The author studies the US and Canadian response to the Indian nuclear tests in 1974 and 1998. He traces the special bonds that Canada and India being members of the Commonwealth shared and cooperated in the areas of international diplomacy and this extended to nuclear technology. Having forsworn nuclear weapons technology even while possessing the wherewithal for it, Canada felt being partly responsible for having supplied the CANDU reactor technology. They were very vociferous in their protests to the 1974 test and suspended cooperation and thus lost all leverages by 1998. Moreover their trade was of the order of $1.1billion and did not want to jeopardize it. Hence its muted criticism of the May 98 tests. They were more concerned with copycat behavior than the Indian action per se. However they expressed their support for multilateral criticism in the G-8.

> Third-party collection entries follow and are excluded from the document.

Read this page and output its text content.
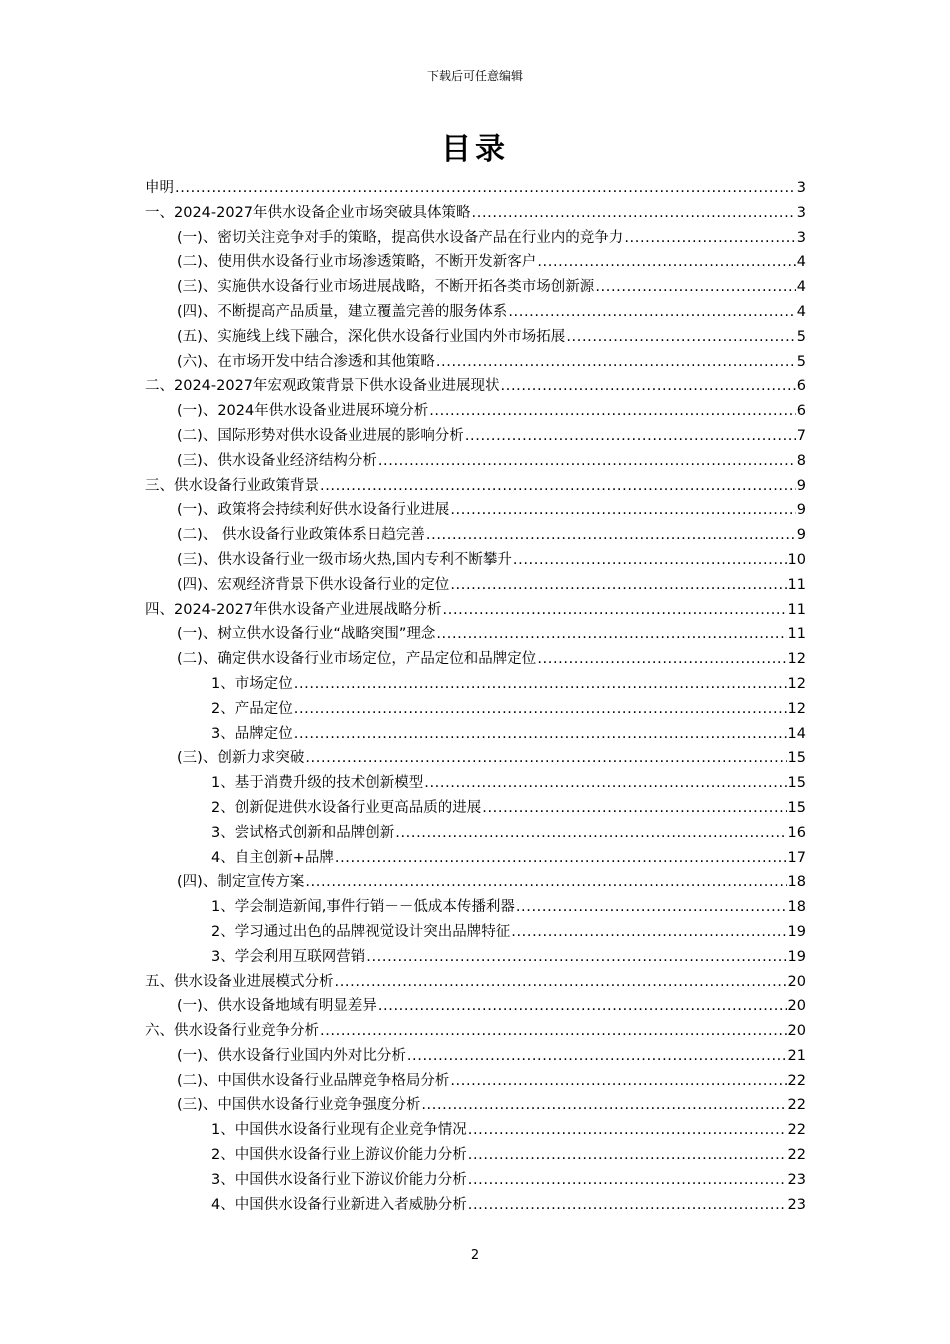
下载后可任意编辑
目录
申明 .....	3
一、2024-2027年供水设备企业市场突破具体策略 .....	3
(一)、密切关注竞争对手的策略，提高供水设备产品在行业内的竞争力 .....	3
(二)、使用供水设备行业市场渗透策略，不断开发新客户 .....	4
(三)、实施供水设备行业市场进展战略，不断开拓各类市场创新源 .....	4
(四)、不断提高产品质量，建立覆盖完善的服务体系 .....	4
(五)、实施线上线下融合，深化供水设备行业国内外市场拓展 .....	5
(六)、在市场开发中结合渗透和其他策略 .....	5
二、2024-2027年宏观政策背景下供水设备业进展现状 .....	6
(一)、2024年供水设备业进展环境分析 .....	6
(二)、国际形势对供水设备业进展的影响分析 .....	7
(三)、供水设备业经济结构分析 .....	8
三、供水设备行业政策背景 .....	9
(一)、政策将会持续利好供水设备行业进展 .....	9
(二)、 供水设备行业政策体系日趋完善 .....	9
(三)、供水设备行业一级市场火热,国内专利不断攀升 .....	10
(四)、宏观经济背景下供水设备行业的定位 .....	11
四、2024-2027年供水设备产业进展战略分析 .....	11
(一)、树立供水设备行业“战略突围”理念 .....	11
(二)、确定供水设备行业市场定位，产品定位和品牌定位 .....	12
1、市场定位 .....	12
2、产品定位 .....	12
3、品牌定位 .....	14
(三)、创新力求突破 .....	15
1、基于消费升级的技术创新模型 .....	15
2、创新促进供水设备行业更高品质的进展 .....	15
3、尝试格式创新和品牌创新 .....	16
4、自主创新+品牌 .....	17
(四)、制定宣传方案 .....	18
1、学会制造新闻,事件行销－－低成本传播利器 .....	18
2、学习通过出色的品牌视觉设计突出品牌特征 .....	19
3、学会利用互联网营销 .....	19
五、供水设备业进展模式分析 .....	20
(一)、供水设备地域有明显差异 .....	20
六、供水设备行业竞争分析 .....	20
(一)、供水设备行业国内外对比分析 .....	21
(二)、中国供水设备行业品牌竞争格局分析 .....	22
(三)、中国供水设备行业竞争强度分析 .....	22
1、中国供水设备行业现有企业竞争情况 .....	22
2、中国供水设备行业上游议价能力分析 .....	22
3、中国供水设备行业下游议价能力分析 .....	23
4、中国供水设备行业新进入者威胁分析 .....	23
2
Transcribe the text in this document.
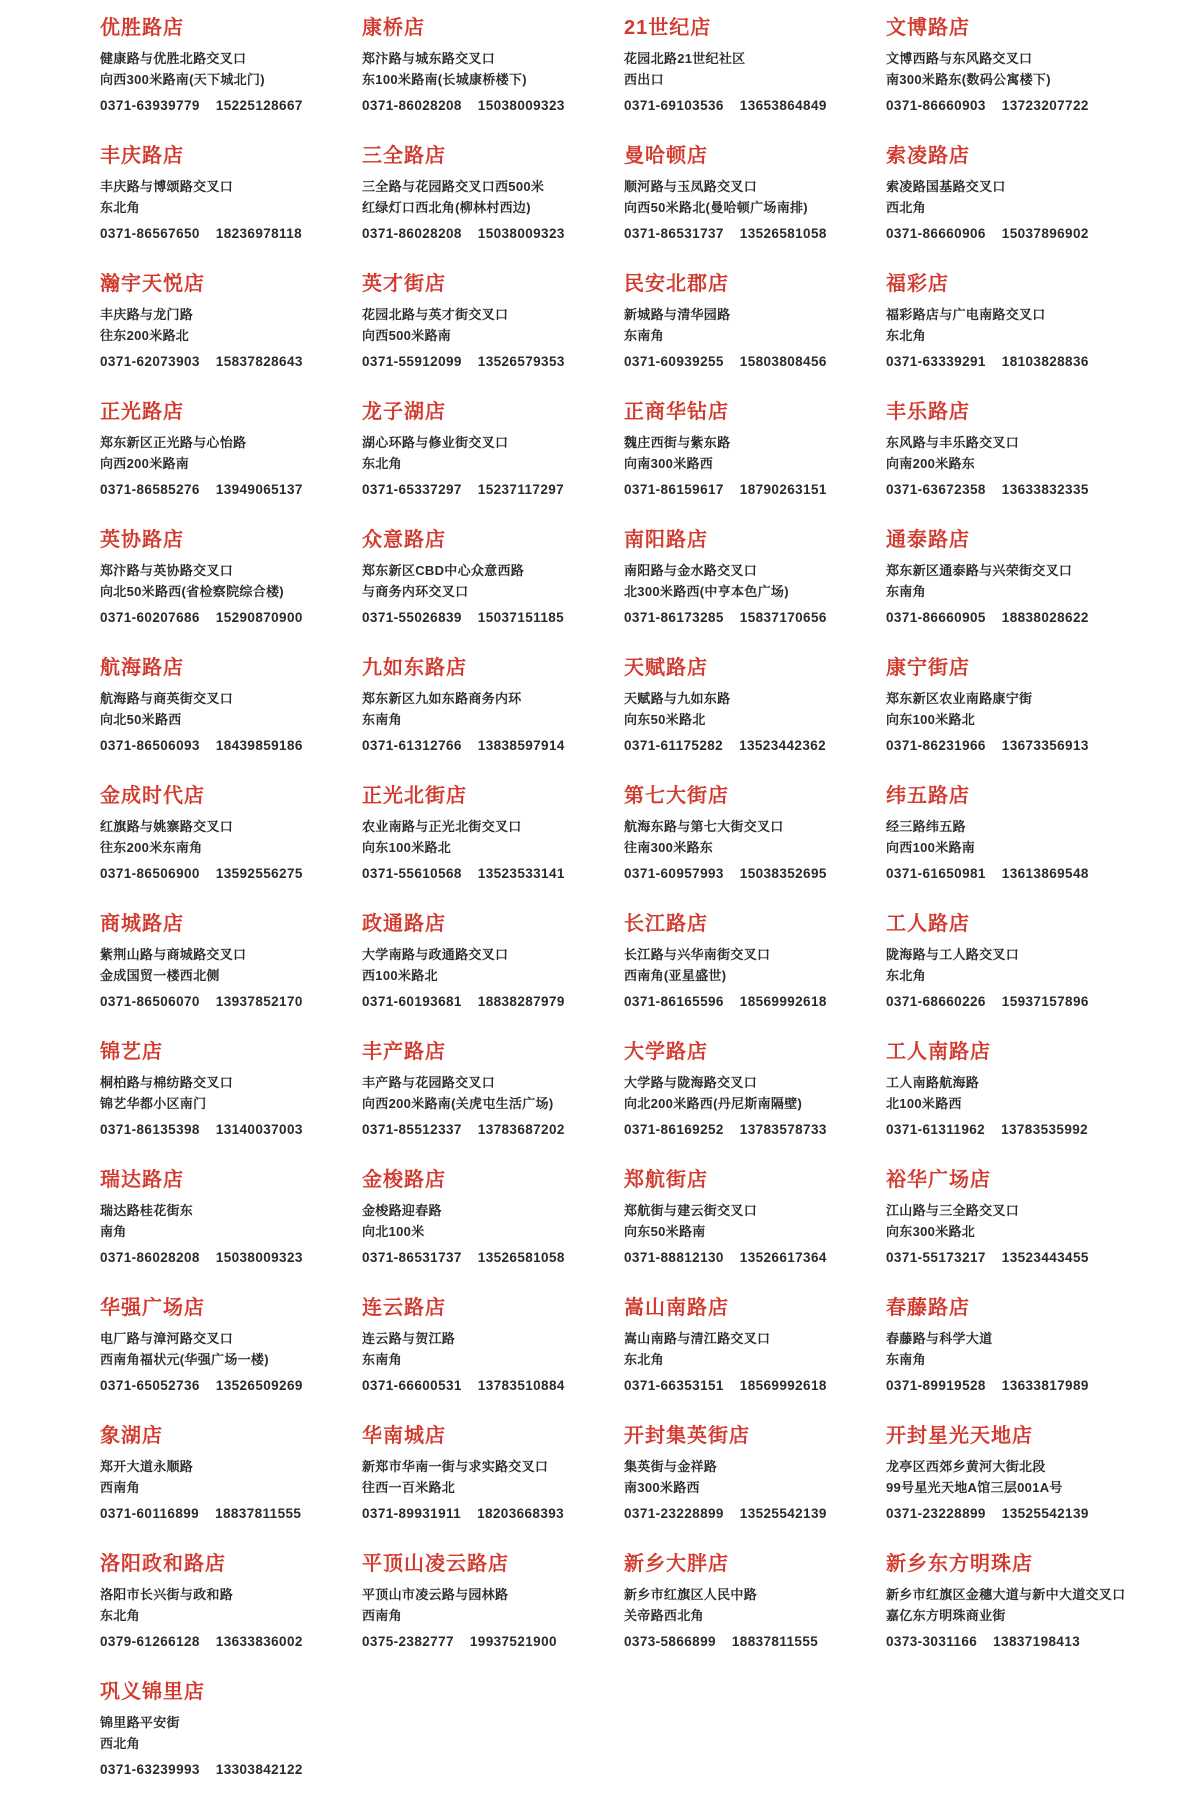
优胜路店
健康路与优胜北路交叉口
向西300米路南(天下城北门)
0371-63939779 15225128667
康桥店
郑汴路与城东路交叉口
东100米路南(长城康桥楼下)
0371-86028208 15038009323
21世纪店
花园北路21世纪社区
西出口
0371-69103536 13653864849
文博路店
文博西路与东风路交叉口
南300米路东(数码公寓楼下)
0371-86660903 13723207722
丰庆路店
丰庆路与博颂路交叉口
东北角
0371-86567650 18236978118
三全路店
三全路与花园路交叉口西500米
红绿灯口西北角(柳林村西边)
0371-86028208 15038009323
曼哈顿店
顺河路与玉凤路交叉口
向西50米路北(曼哈顿广场南排)
0371-86531737 13526581058
索凌路店
索凌路国基路交叉口
西北角
0371-86660906 15037896902
瀚宇天悦店
丰庆路与龙门路
往东200米路北
0371-62073903 15837828643
英才街店
花园北路与英才街交叉口
向西500米路南
0371-55912099 13526579353
民安北郡店
新城路与清华园路
东南角
0371-60939255 15803808456
福彩店
福彩路店与广电南路交叉口
东北角
0371-63339291 18103828836
正光路店
郑东新区正光路与心怡路
向西200米路南
0371-86585276 13949065137
龙子湖店
湖心环路与修业街交叉口
东北角
0371-65337297 15237117297
正商华钻店
魏庄西街与紫东路
向南300米路西
0371-86159617 18790263151
丰乐路店
东风路与丰乐路交叉口
向南200米路东
0371-63672358 13633832335
英协路店
郑汴路与英协路交叉口
向北50米路西(省检察院综合楼)
0371-60207686 15290870900
众意路店
郑东新区CBD中心众意西路
与商务内环交叉口
0371-55026839 15037151185
南阳路店
南阳路与金水路交叉口
北300米路西(中亨本色广场)
0371-86173285 15837170656
通泰路店
郑东新区通泰路与兴荣街交叉口
东南角
0371-86660905 18838028622
航海路店
航海路与商英街交叉口
向北50米路西
0371-86506093 18439859186
九如东路店
郑东新区九如东路商务内环
东南角
0371-61312766 13838597914
天赋路店
天赋路与九如东路
向东50米路北
0371-61175282 13523442362
康宁街店
郑东新区农业南路康宁街
向东100米路北
0371-86231966 13673356913
金成时代店
红旗路与姚寨路交叉口
往东200米东南角
0371-86506900 13592556275
正光北街店
农业南路与正光北街交叉口
向东100米路北
0371-55610568 13523533141
第七大街店
航海东路与第七大街交叉口
往南300米路东
0371-60957993 15038352695
纬五路店
经三路纬五路
向西100米路南
0371-61650981 13613869548
商城路店
紫荆山路与商城路交叉口
金成国贸一楼西北侧
0371-86506070 13937852170
政通路店
大学南路与政通路交叉口
西100米路北
0371-60193681 18838287979
长江路店
长江路与兴华南街交叉口
西南角(亚星盛世)
0371-86165596 18569992618
工人路店
陇海路与工人路交叉口
东北角
0371-68660226 15937157896
锦艺店
桐柏路与棉纺路交叉口
锦艺华都小区南门
0371-86135398 13140037003
丰产路店
丰产路与花园路交叉口
向西200米路南(关虎屯生活广场)
0371-85512337 13783687202
大学路店
大学路与陇海路交叉口
向北200米路西(丹尼斯南隔壁)
0371-86169252 13783578733
工人南路店
工人南路航海路
北100米路西
0371-61311962 13783535992
瑞达路店
瑞达路桂花街东
南角
0371-86028208 15038009323
金梭路店
金梭路迎春路
向北100米
0371-86531737 13526581058
郑航街店
郑航街与建云街交叉口
向东50米路南
0371-88812130 13526617364
裕华广场店
江山路与三全路交叉口
向东300米路北
0371-55173217 13523443455
华强广场店
电厂路与漳河路交叉口
西南角福状元(华强广场一楼)
0371-65052736 13526509269
连云路店
连云路与贺江路
东南角
0371-66600531 13783510884
嵩山南路店
嵩山南路与清江路交叉口
东北角
0371-66353151 18569992618
春藤路店
春藤路与科学大道
东南角
0371-89919528 13633817989
象湖店
郑开大道永顺路
西南角
0371-60116899 18837811555
华南城店
新郑市华南一街与求实路交叉口
往西一百米路北
0371-89931911 18203668393
开封集英街店
集英街与金祥路
南300米路西
0371-23228899 13525542139
开封星光天地店
龙亭区西郊乡黄河大街北段
99号星光天地A馆三层001A号
0371-23228899 13525542139
洛阳政和路店
洛阳市长兴街与政和路
东北角
0379-61266128 13633836002
平顶山凌云路店
平顶山市凌云路与园林路
西南角
0375-2382777 19937521900
新乡大胖店
新乡市红旗区人民中路
关帝路西北角
0373-5866899 18837811555
新乡东方明珠店
新乡市红旗区金穗大道与新中大道交叉口
嘉亿东方明珠商业街
0373-3031166 13837198413
巩义锦里店
锦里路平安街
西北角
0371-63239993 13303842122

The US on the other hand responded mildly in 1974 due to the potential for downturn in relations and the fact that the test could not be undone. The Congressional criticism was quite severe and led to the passage of the Nuclear Non Proliferation Act of 1978, which demanded full scope safeguards on all nuclear reactors for cooperation. In contrast to its 1974 posture the US took an active role in condemning the Indian tests. These actions included the imposition of unilateral sanctions and persuading the G-8 nations to follow suit. In the political arena it included sponsoring the UNSC Resolution 1172 etc. The engaging China theme may also have played a role in developing US policy. The author feels that with passage of time these sanctions will be proven ineffective and withdrawn. He takes hope in gradual realization in the West of the need to contain China. One fact I learned from this article is the confirmation that India was ready to take the plunge in the late fifties and Nehru had stated as such to the National Development Council in 1960. It was a conscious decision to abstain from exercising the option unless security needs demanded it and not as a result of pressure. Another insight was both tests were conducted in periods of extreme closeness between US and China. The article does a commendable job of charting the ups and downs of the relations between the three countries on nuclear matters.